Art and Appetite concludes with Oehler’s analysis of food and Pop Art in the eighth chapter, “Convenience: Pop, Production, and the Making of Art in the 1960s.” It is not surprising that food appeared regularly in Pop Art since the processed and brightly-dyed foods of the time period excited artistic sensibilities in color, material, and form. Oehler draws upon Andy Warhol’s multiples of Campbell’s soup cans and Wayne Thiebaud’s canvases of frosted cakes to illustrate the inspiration that Pop Artists found in the graphic nature of food. The large-scale models of vinyl green-beans and hand-sewn hamburgers by Claes Oldenburg from the 1960s show how food’s sculptural form inspired artists as well. By inflating the size of food or abstracting it to playful shapes and patches of color, Oehler reminds readers how Pop Artists divorced food from its realistic form and exaggerated the “incongruities between the depiction and the actual object” (213). This distortion of food in art mirrored the distortion of food in factories that constructed meat and vegetables from processed materials. Oehler ultimately observes how mechanical reproductions of food circulated in two markets in the 1960s—the art market and the supermarket.

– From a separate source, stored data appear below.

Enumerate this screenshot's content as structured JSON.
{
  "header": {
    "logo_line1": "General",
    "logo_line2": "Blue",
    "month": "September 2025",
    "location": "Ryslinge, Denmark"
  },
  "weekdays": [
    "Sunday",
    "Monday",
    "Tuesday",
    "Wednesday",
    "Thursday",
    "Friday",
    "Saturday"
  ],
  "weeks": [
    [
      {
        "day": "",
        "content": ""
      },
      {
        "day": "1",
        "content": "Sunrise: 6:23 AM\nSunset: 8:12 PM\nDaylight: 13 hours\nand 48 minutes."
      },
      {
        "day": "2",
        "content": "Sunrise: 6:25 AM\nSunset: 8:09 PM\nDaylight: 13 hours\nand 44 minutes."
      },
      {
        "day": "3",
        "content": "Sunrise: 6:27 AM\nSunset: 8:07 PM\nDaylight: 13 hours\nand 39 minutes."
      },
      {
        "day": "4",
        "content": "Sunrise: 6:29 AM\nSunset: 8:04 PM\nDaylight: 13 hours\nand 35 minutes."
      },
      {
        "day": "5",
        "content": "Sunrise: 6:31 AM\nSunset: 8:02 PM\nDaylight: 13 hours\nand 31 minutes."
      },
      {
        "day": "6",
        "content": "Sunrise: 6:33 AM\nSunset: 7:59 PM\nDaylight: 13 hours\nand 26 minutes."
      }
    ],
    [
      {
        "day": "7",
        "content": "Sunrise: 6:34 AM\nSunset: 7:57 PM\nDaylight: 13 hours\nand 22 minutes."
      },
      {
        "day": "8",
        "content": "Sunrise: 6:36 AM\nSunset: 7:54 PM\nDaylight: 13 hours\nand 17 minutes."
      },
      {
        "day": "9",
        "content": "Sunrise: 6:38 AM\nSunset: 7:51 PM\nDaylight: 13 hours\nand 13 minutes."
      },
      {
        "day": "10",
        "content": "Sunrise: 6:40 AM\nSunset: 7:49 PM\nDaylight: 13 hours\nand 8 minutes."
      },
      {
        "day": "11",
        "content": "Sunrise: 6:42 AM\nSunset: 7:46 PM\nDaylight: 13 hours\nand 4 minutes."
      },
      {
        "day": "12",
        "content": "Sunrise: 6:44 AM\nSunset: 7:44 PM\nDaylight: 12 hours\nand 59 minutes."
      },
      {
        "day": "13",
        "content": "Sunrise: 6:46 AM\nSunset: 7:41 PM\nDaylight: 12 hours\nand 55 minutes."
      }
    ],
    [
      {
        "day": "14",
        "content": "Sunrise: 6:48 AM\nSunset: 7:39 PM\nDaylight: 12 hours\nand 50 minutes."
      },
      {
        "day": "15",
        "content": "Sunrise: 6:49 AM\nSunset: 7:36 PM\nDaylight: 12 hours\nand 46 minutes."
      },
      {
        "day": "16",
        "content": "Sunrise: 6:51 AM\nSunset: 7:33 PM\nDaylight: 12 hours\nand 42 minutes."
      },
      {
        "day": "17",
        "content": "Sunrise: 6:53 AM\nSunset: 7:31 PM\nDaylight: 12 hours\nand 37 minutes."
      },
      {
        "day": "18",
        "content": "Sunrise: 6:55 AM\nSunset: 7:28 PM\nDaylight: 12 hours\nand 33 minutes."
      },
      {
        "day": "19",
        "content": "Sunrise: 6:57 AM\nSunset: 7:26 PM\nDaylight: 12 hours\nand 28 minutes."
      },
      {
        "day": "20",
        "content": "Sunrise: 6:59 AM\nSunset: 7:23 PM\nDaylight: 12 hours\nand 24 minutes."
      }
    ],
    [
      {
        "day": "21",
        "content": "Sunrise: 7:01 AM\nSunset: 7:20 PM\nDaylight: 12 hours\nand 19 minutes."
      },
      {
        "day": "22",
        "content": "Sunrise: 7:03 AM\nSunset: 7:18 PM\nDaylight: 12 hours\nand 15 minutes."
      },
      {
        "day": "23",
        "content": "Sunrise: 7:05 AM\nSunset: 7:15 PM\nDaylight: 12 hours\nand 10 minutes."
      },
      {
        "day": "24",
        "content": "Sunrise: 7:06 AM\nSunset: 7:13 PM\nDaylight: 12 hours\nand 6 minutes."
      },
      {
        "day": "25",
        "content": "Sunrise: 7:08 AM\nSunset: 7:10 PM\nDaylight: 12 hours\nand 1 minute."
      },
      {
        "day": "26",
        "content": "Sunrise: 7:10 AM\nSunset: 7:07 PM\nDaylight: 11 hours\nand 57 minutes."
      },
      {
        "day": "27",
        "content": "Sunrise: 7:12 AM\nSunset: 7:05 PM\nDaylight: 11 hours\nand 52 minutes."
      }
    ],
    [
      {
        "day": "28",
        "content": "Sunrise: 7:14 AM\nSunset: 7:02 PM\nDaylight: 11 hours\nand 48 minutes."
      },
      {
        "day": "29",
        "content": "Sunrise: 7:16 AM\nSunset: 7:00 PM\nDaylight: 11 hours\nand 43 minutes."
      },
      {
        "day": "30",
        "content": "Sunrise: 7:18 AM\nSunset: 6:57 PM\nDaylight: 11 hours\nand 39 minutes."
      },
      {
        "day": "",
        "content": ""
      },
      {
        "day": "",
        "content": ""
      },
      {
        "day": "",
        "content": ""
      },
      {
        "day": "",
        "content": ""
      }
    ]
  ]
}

The authors of Art and Appetite, in the end, have created a landmark text that demonstrates how food is not merely an accessory in American art, but a social signifier that shapes discourses on race, nationality, modernity, and other constructs central to the formation of American identity. The authors also find social meaning in the ceramics, silverware, and dining rituals that Americans employ when consuming food. For this reason, Art and Appetite would be useful to scholars across the disciplines of Art History, Visual Culture, American Studies, Cultural Studies, Agricultural Studies, and Environmental History. This text is especially timely given the growing number of Food Studies programs in universities across the country and the rise of exhibitions focused on food and still-life representation. Future examinations of food in contemporary times through the lens of photography and performance art would honor the legacy of this book and further nourish scholarly understandings of food and its representation. Art and Appetite thus makes a strong case for considering the material, cultural, and political histories of food and drink in American art. In doing so, readers will discover that representations of food are as rich as the foods themselves.